Уинни: Да-да, с черной собаки! С трудом сдерживаю желание услышать его.
Дэйн: Ты что, слышала его?
Уинни: Нет. Но я хочу его услышать. Мне нравились рассказы Эйвери, когда-либо написанные им. Хотя, персонально, как тебе, он мне их не читал.
Дэйн: Очень хорошо. Рассказ о черной собаке, написанный когда-то жившим, а теперь усопшим Эйвери Мэнном. Жил-был, однажды, черный пес, которого мы, как бы лучше его назвать…
Кейт: Чернушка.
Дэйн: Нет. Спот. Спот — так звали эту черную собаку.
Эйвери: Эту собаку не звали Спот. У нее, вообще, не было имени.
Кейт: Собака была совсем черная, или у нее были черные пятна?
Дэйн: Она была совершенно черная, как позор.
Кейт: Как большущая, черная дыра в космическом пространстве. Такой я ее вижу.
Дэйн: Нет.

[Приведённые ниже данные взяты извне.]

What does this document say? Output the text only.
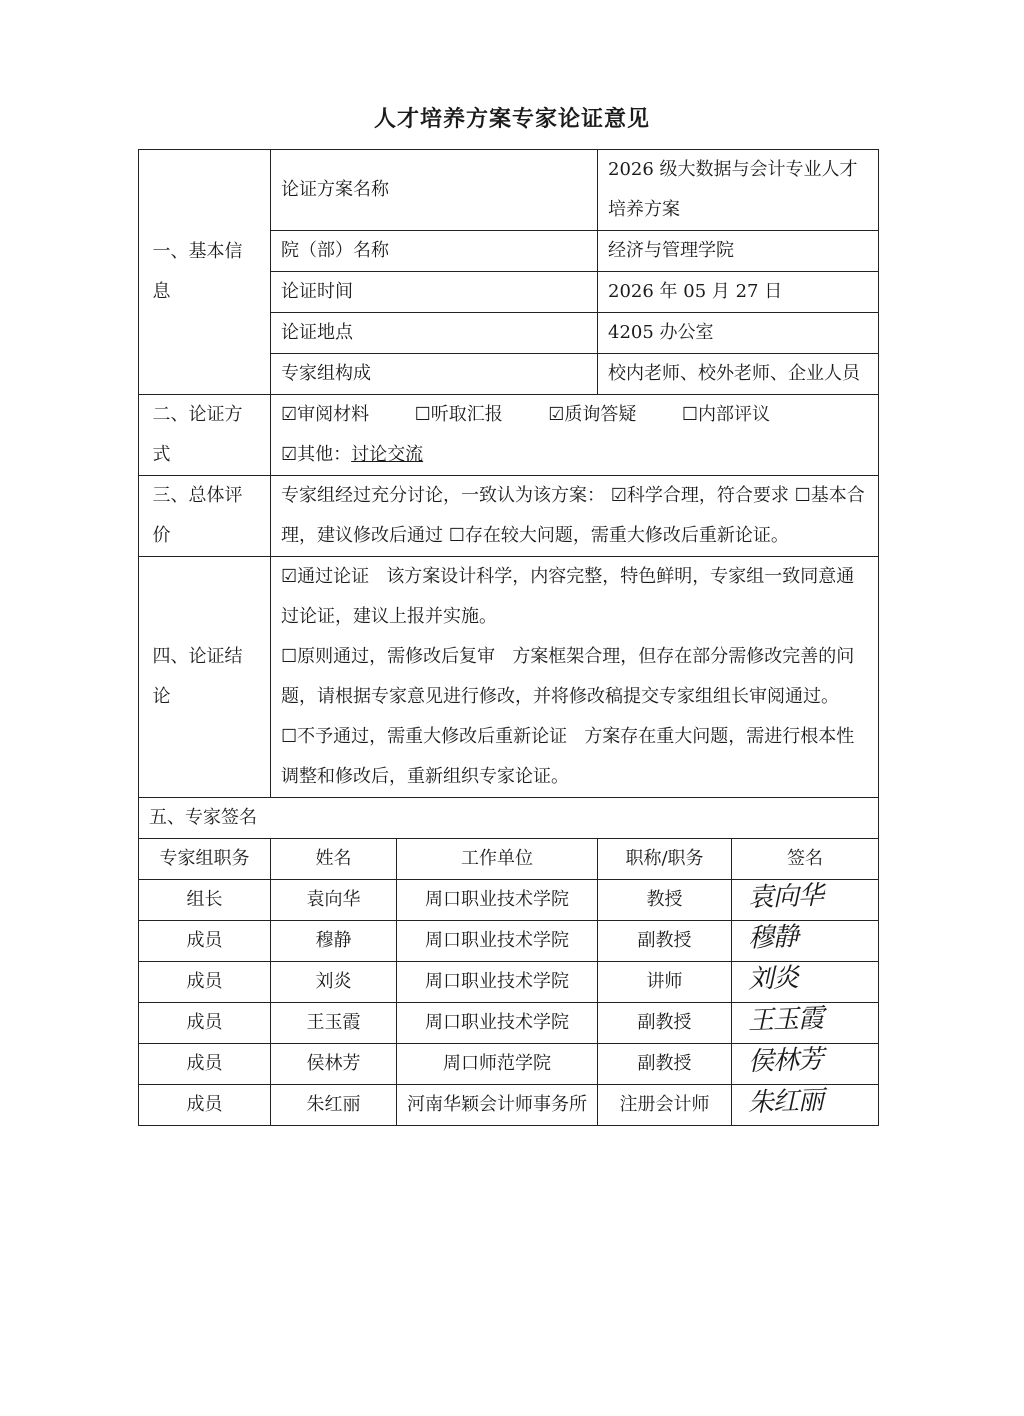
人才培养方案专家论证意见
一、基本信息	论证方案名称		2026 级大数据与会计专业人才培养方案	
	院（部）名称		经济与管理学院	
	论证时间		2026 年 05 月 27 日	
	论证地点		4205 办公室	
	专家组构成		校内老师、校外老师、企业人员	
二、论证方式	☑审阅材料 ☐听取汇报 ☑质询答疑 ☐内部评议
☑其他：讨论交流			

三、总体评价	专家组经过充分讨论，一致认为该方案： ☑科学合理，符合要求 ☐基本合理，建议修改后通过 ☐存在较大问题，需重大修改后重新论证。			
四、论证结论	☑通过论证 该方案设计科学，内容完整，特色鲜明，专家组一致同意通过论证，建议上报并实施。
☐原则通过，需修改后复审 方案框架合理，但存在部分需修改完善的问题，请根据专家意见进行修改，并将修改稿提交专家组组长审阅通过。
☐不予通过，需重大修改后重新论证 方案存在重大问题，需进行根本性调整和修改后，重新组织专家论证。			

五、专家签名				
专家组职务	姓名	工作单位	职称/职务	签名
组长	袁向华	周口职业技术学院	教授	袁向华
成员	穆静	周口职业技术学院	副教授	穆静
成员	刘炎	周口职业技术学院	讲师	刘炎
成员	王玉霞	周口职业技术学院	副教授	王玉霞
成员	侯林芳	周口师范学院	副教授	侯林芳
成员	朱红丽	河南华颖会计师事务所	注册会计师	朱红丽
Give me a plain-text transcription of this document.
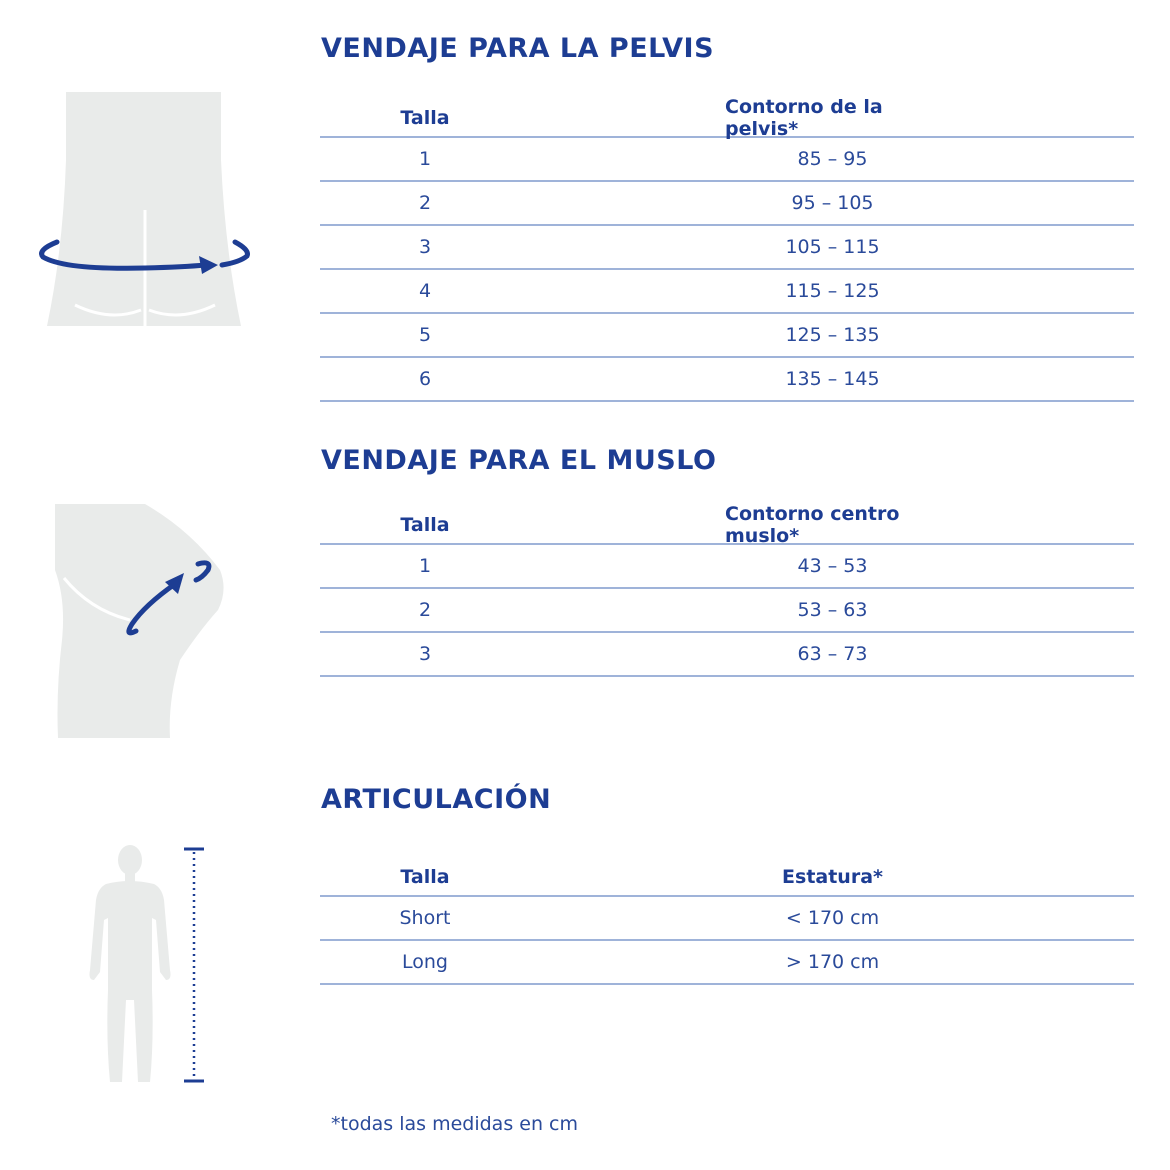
VENDAJE PARA LA PELVIS
Talla	Contorno de la pelvis*
1	85 – 95
2	95 – 105
3	105 – 115
4	115 – 125
5	125 – 135
6	135 – 145
VENDAJE PARA EL MUSLO
Talla	Contorno centro muslo*
1	43 – 53
2	53 – 63
3	63 – 73
ARTICULACIÓN
Talla	Estatura*
Short	< 170 cm
Long	> 170 cm
*todas las medidas en cm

Ты не могла ее видеть, в этом вся соль рассказа. Никто не мог ее видеть, так как она появлялась в кромешной темноте, в самую темную ночь года. Но она требовала к себе внимания; она была одинокой и заброшенной; живя в своей внутренней и внешней темноте. Она была незаметной, сливаясь с окружающей ее темнотой. От рождения она была одиноким животным, это наша черная собака.